Isaac Hayes in John Carpenter’s Escape From New York, 1981
I was very glad to begin with to have seen Isaac Hayes perform at the inaugural “Celebrate Brooklyn!’ concert in Prospect Park this past June, and now I’m even more glad, for a sad reason, that being we won’t have the opportunity to see him play again.
What an exemplary, and exemplarily American, career he had. I can’t think of an artist who made such distinct impressions in four rather disparate but strangely mingled registers. First, as an in-house songwriter and producer for Stax, the scrappy, southern-fried counterpart to Motown, where he and David Porter were the architects of such classics as “Soul Man” and “Hold On I’m Coming.” Then as a molasses-voiced, orchestra-leading solo artist, the chain-bedecked “Black Moses,” creator of Hot Buttered Soul aka Music To Make Love To Your Old Lady By—stretched-out, jazz-inflected LP-side-long versions of the likes of “Walk On By” that got a little spacey but never quite psychedelic. Then adopting that style to the sometimes terse requirements of the movie soundtrack, as with the theme to you know what, and shortly thereafter finding himself a subject for the camera. Great actor? Um, no. But he had a canny way of relaxing into a role, whether villainous or heroic, that always made him convincing. After which he became the very best, most untouchable, sender-up of…Isaac Hayes, in the exploitation spoof I’m Gonna Get You Sucker or voicing Chef on South Park.
A bad mutha, for sure.
UPDATE: The always-sharp Joseph Failla reminds us about a couple things:
The opening moments of Shaft signal one of the greatest intros a new character ever made on screen. As Richard Roundtree, walks against the oncoming Times Square traffic, Isaac Hayes’ famed, sensational score immediately tells us everything we need to know about private eye, John Shaft. Just like the James Bond theme starts pulses racing, the Shaft score led me to believe I was watching a cool urban 70’s version of Bond himself. So much so, when the blaxploitative Live and Let Die turned up later, it seemed more of a rip-off than anything else.
I remember watching Hayes perform “Theme From Shaft” on that year’s Oscar awards show. The production number Hayes and company devised was so overloaded with smoke, moving set pieces, Soul Train like costumes and wildly gyrating dancing girls, I can only imagine what the older, more conventional members of the Academy must have been thinking.
There’s also a double feature CD soundtrack available of Hayes’ work for Truck Turner and Three Tough Guys. Beyond the familiar Shaft, these scores are worth searching out too.

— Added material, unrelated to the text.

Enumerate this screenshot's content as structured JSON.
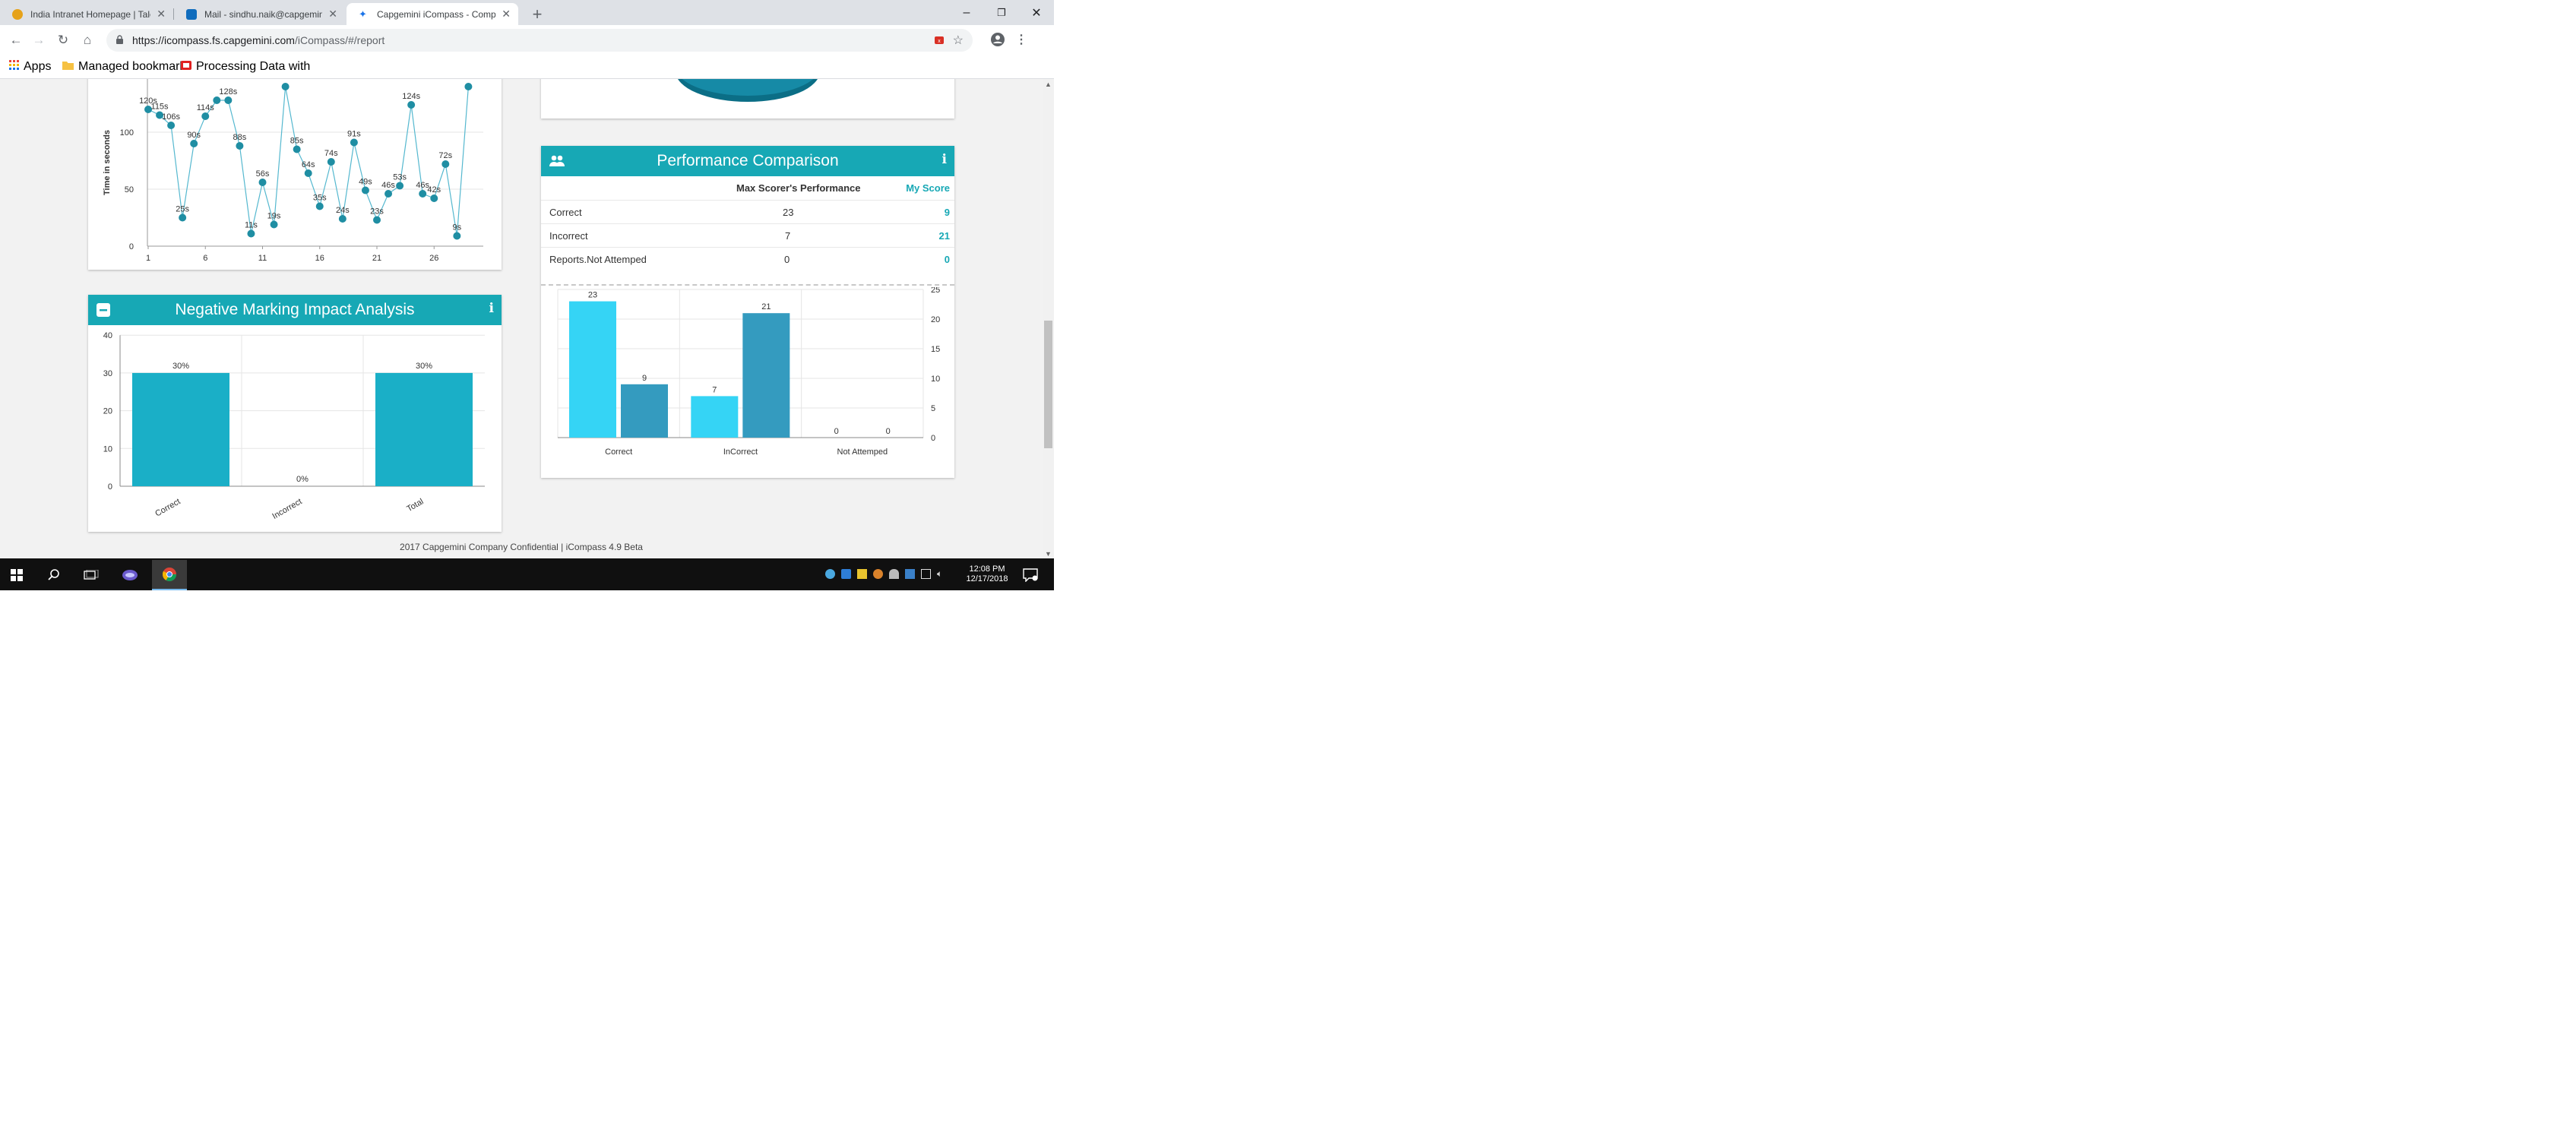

When I interviewed Hayes a few years back, I asked him, “What’s it like to wake up in the morning and realize that you’re Isaac Hayes?” His reply:
“I’m just now really getting it. The world’s gone retro. It’s like a rebirth. People everywhere I go say, ‘Wow, Isaac Hayes, wow.’ But I just got married to my fourth wife about six months ago, and she didn’t know who I was when I first met her. She’s from Africa. And it’s a revelation to her and a revelation to me too, the way they still remember. I’m revered now. Is it my age? All the things I’ve done? I never think about all the things I’ve done until moments like this, talking to you. I’m moving so much. I’ve learned just to keep working. Learned it from my grandmother. When I used to pick cotton in the fields as a little kid, I was always looking back to see if I got cotton in my sack, and she said, ‘Stop! Don’t look back. Just keep picking, you’ll find out.’ So I was picking, picking, picking, and then it felt like someone was standing on my sack. I looked back. My sack is full! I always keep my head down, working, doing things, moving forward. That’s what I’ve done all my life. Then you stop and realize what you’ve done. ‘Damn, I did that!’ I don’t sit back and count up what I’ve done. There’s just always something else to do. There’s always a challenge ahead. I’ve faced those challenges and hit ’em, you know?”
He was the King of New York. He was A‑No. 1.
His appearance in Craig Brewer’s hip-hop crowd-pleaser Hustle & Flow was pure perfection. Brewer says he described the character to Hayes as, “Truck Turner, retired.” That’s all he needed to hear.
“Walk On By” was used beautifully at the conclusion of The Hughes Brothers’ Dead Presidents.
Also, Spike Lee used Haayes in a teasingly effective scene in Summer of Sam.
Truck Turner is actually a pretty good movie. My friends and I used to load up on blaxploitation and kung fu movies in high school, and I remember that one holding us in its grip with jarring editing, terse action scenes, cheesy suspense, wink-wink humor.… and, of course, an unimpeachable soundtrack.